Unions and associations that represent current and former feds hoped to get the maximum pay raise — a 3.1 percent increase — for civil servants effective in January. They expected to again outflank the White House, which is pushing for 2.1 percent for civilian feds and 3.1 percent for military personnel.

But the higher 3.1 percent raise is riding inside the Treasury appropriations bill, one of many that still hasn’t been passed even though the new fiscal year begins in two weeks. Absent a congressional mandate for the higher raise, feds would have to settle for 2.1 percent in January.

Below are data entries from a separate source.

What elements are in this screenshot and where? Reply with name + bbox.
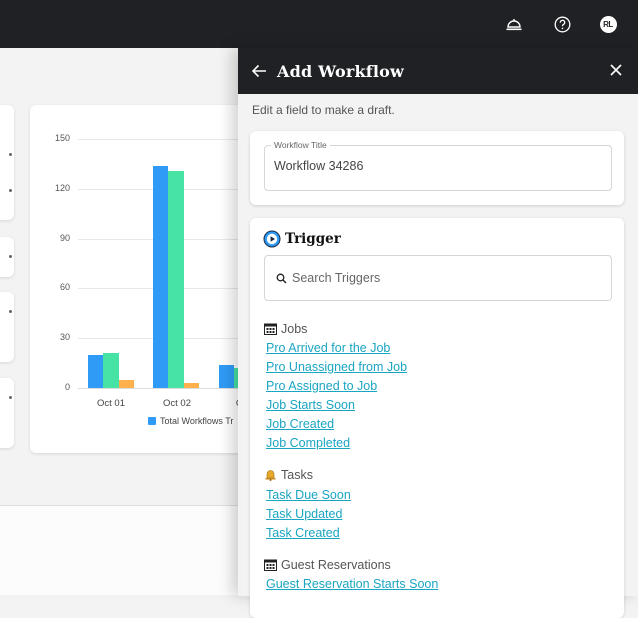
bar[interactable] xyxy=(153,166,168,388)
search-triggers-input[interactable] xyxy=(292,271,592,285)
trigger-task-updated[interactable]: Task Updated xyxy=(266,507,343,521)
trigger-heading: Trigger xyxy=(263,230,341,248)
trigger-guest-reservation-starts-soon[interactable]: Guest Reservation Starts Soon xyxy=(266,577,439,591)
draft-hint: Edit a field to make a draft. xyxy=(252,103,395,117)
trigger-pro-arrived[interactable]: Pro Arrived for the Job xyxy=(266,341,391,355)
group-guest-reservations: Guest Reservations xyxy=(264,558,391,572)
service-bell-icon xyxy=(506,19,522,31)
workflow-title-label: Workflow Title xyxy=(271,140,330,150)
service-bell-button[interactable] xyxy=(502,12,526,36)
y-tick: 120 xyxy=(54,183,70,193)
trigger-job-created[interactable]: Job Created xyxy=(266,417,335,431)
x-tick: Oct 01 xyxy=(97,398,125,409)
top-nav-bar: RL xyxy=(0,0,638,48)
bar[interactable] xyxy=(88,355,103,388)
legend-label: Total Workflows Tr xyxy=(160,416,234,426)
x-tick: Oct 02 xyxy=(163,398,191,409)
stat-card xyxy=(0,105,14,220)
drawer-header: Add Workflow xyxy=(238,48,638,94)
add-workflow-drawer: Add Workflow Edit a field to make a draf… xyxy=(238,48,638,618)
trigger-task-due-soon[interactable]: Task Due Soon xyxy=(266,488,351,502)
workflows-chart-card: 150 120 90 60 30 0 Oct 01 Oct 02 Oc xyxy=(30,105,270,453)
stat-card xyxy=(0,237,14,277)
bell-icon xyxy=(265,470,276,481)
calendar-icon xyxy=(264,323,277,335)
stat-card xyxy=(0,292,14,362)
stat-card xyxy=(0,378,14,448)
trigger-pro-unassigned[interactable]: Pro Unassigned from Job xyxy=(266,360,408,374)
trigger-job-starts-soon[interactable]: Job Starts Soon xyxy=(266,398,355,412)
help-button[interactable] xyxy=(550,12,574,36)
close-icon[interactable] xyxy=(608,62,624,78)
avatar: RL xyxy=(599,15,617,33)
bottom-panel xyxy=(0,505,240,595)
bar[interactable] xyxy=(184,383,199,388)
trigger-pro-assigned[interactable]: Pro Assigned to Job xyxy=(266,379,378,393)
drawer-title: Add Workflow xyxy=(277,61,405,81)
y-tick: 60 xyxy=(59,282,70,292)
bar[interactable] xyxy=(119,380,134,388)
bar[interactable] xyxy=(103,353,119,388)
chart-legend[interactable]: Total Workflows Tr xyxy=(148,416,233,426)
bar[interactable] xyxy=(219,365,234,388)
bar[interactable] xyxy=(168,171,184,388)
trigger-card: Trigger Jobs Pro Arrived for the Job Pro… xyxy=(250,218,624,618)
help-circle-icon xyxy=(554,16,570,32)
y-tick: 0 xyxy=(64,382,70,392)
calendar-icon xyxy=(264,559,277,571)
group-tasks: Tasks xyxy=(264,468,313,482)
workflow-title-input[interactable] xyxy=(274,159,594,173)
y-tick: 150 xyxy=(54,133,70,143)
workflow-title-field[interactable]: Workflow Title xyxy=(264,140,612,191)
play-circle-icon xyxy=(263,230,281,248)
bars-area xyxy=(30,105,270,388)
user-menu-button[interactable]: RL xyxy=(596,12,620,36)
trigger-job-completed[interactable]: Job Completed xyxy=(266,436,351,450)
workflow-title-card: Workflow Title xyxy=(250,131,624,205)
y-tick: 30 xyxy=(59,332,70,342)
legend-swatch xyxy=(148,417,156,425)
y-tick: 90 xyxy=(59,233,70,243)
back-arrow-icon[interactable] xyxy=(251,64,267,78)
search-triggers-field[interactable] xyxy=(264,255,612,301)
search-icon xyxy=(276,273,287,283)
trigger-task-created[interactable]: Task Created xyxy=(266,526,340,540)
group-jobs: Jobs xyxy=(264,322,307,336)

Active and retired feds had hoped to pull off one other legislative coup this year, in addition to the higher pay raise. That’s the plan that would extend to 2 million retired federal and postal workers the option to pay health insurance premiums, which can run into the thousands of dollars, with pretax dollars.

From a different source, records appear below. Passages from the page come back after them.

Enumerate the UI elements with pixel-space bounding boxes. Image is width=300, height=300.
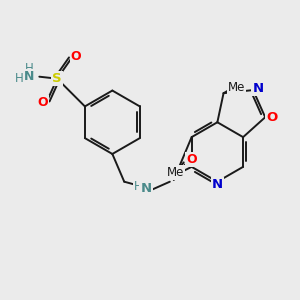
Text: H: H xyxy=(134,180,142,193)
Text: N: N xyxy=(212,178,223,191)
Text: S: S xyxy=(52,72,62,85)
Text: O: O xyxy=(37,96,48,109)
Text: O: O xyxy=(71,50,81,63)
Text: Me: Me xyxy=(167,166,184,179)
Text: N: N xyxy=(140,182,152,195)
Text: H: H xyxy=(25,62,34,75)
Text: Me: Me xyxy=(228,81,245,94)
Text: O: O xyxy=(186,153,197,167)
Text: N: N xyxy=(24,70,34,83)
Text: H: H xyxy=(15,72,24,85)
Text: N: N xyxy=(253,82,264,94)
Text: O: O xyxy=(266,111,278,124)
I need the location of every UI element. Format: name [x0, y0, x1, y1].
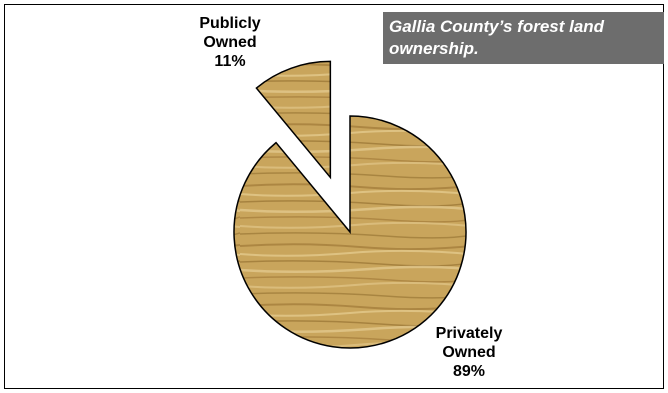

Most people on the payroll have and use the option, saving them up to $500 a year in taxes. But the tax code doesn’t permit the pretax option unless and until Congress changes it. It was considered a long shot at the beginning of the year, but even with the stretched out session, Congress is expected to pigeonhole it until next year.


Feds at the National Finance Center in New Orleans deserve a medal. They finished the payroll for tens of thousands of workers in a dozen agencies just hours before the hurricane hit. As a result, just about everybody who was supposed to get paid that following week got paid. Some of the NFC staffers, by the way, are among the missing.

Payroll operations, tapes, etc., have been transferred to other locations and seem to be proceeding smoothly.

The Thrift Savings Plan (the federal 401k plan) has been processing contributions from employees to their accounts from its Philadelphia backup operation. TSP officials urge employees to use the Internet where possible.

But in the case of loan applications, some of which require mailing documents to the NFC in New Orleans, postal officials have been forwarding them to an alternative location.

Meanwhile, if you have a loan application that you can’t do online, you can remail it and it will be forwarded. Or you can fax it to this toll-free number: 866/817-5023. It will be busy a lot, so be patient. Don’t use a cover sheet or, if you do, put it behind the form. Also if you are faxing a form you completed on the Web site, do not print it in color.

Retiree raise

No matter what Congress does — or doesn’t do to feds during the long session — the January cost-of-living adjustment for federal-military and Social Security retirees is good to go. The amount stands at 3.2 percent, but it will go up if living costs for the month of August jump. The August Consumer Price Index will be announced this week.

PFP on hold

The effect of the hurricane, and the after-action reports that are coming, mean the Pay For Performance timetables for the Department of Defense and the Department of Homeland Security may be delayed for as long as 12 months. Congress is going to want to look at the performance of top Federal Emergency Management Agency brass (mainly political appointees).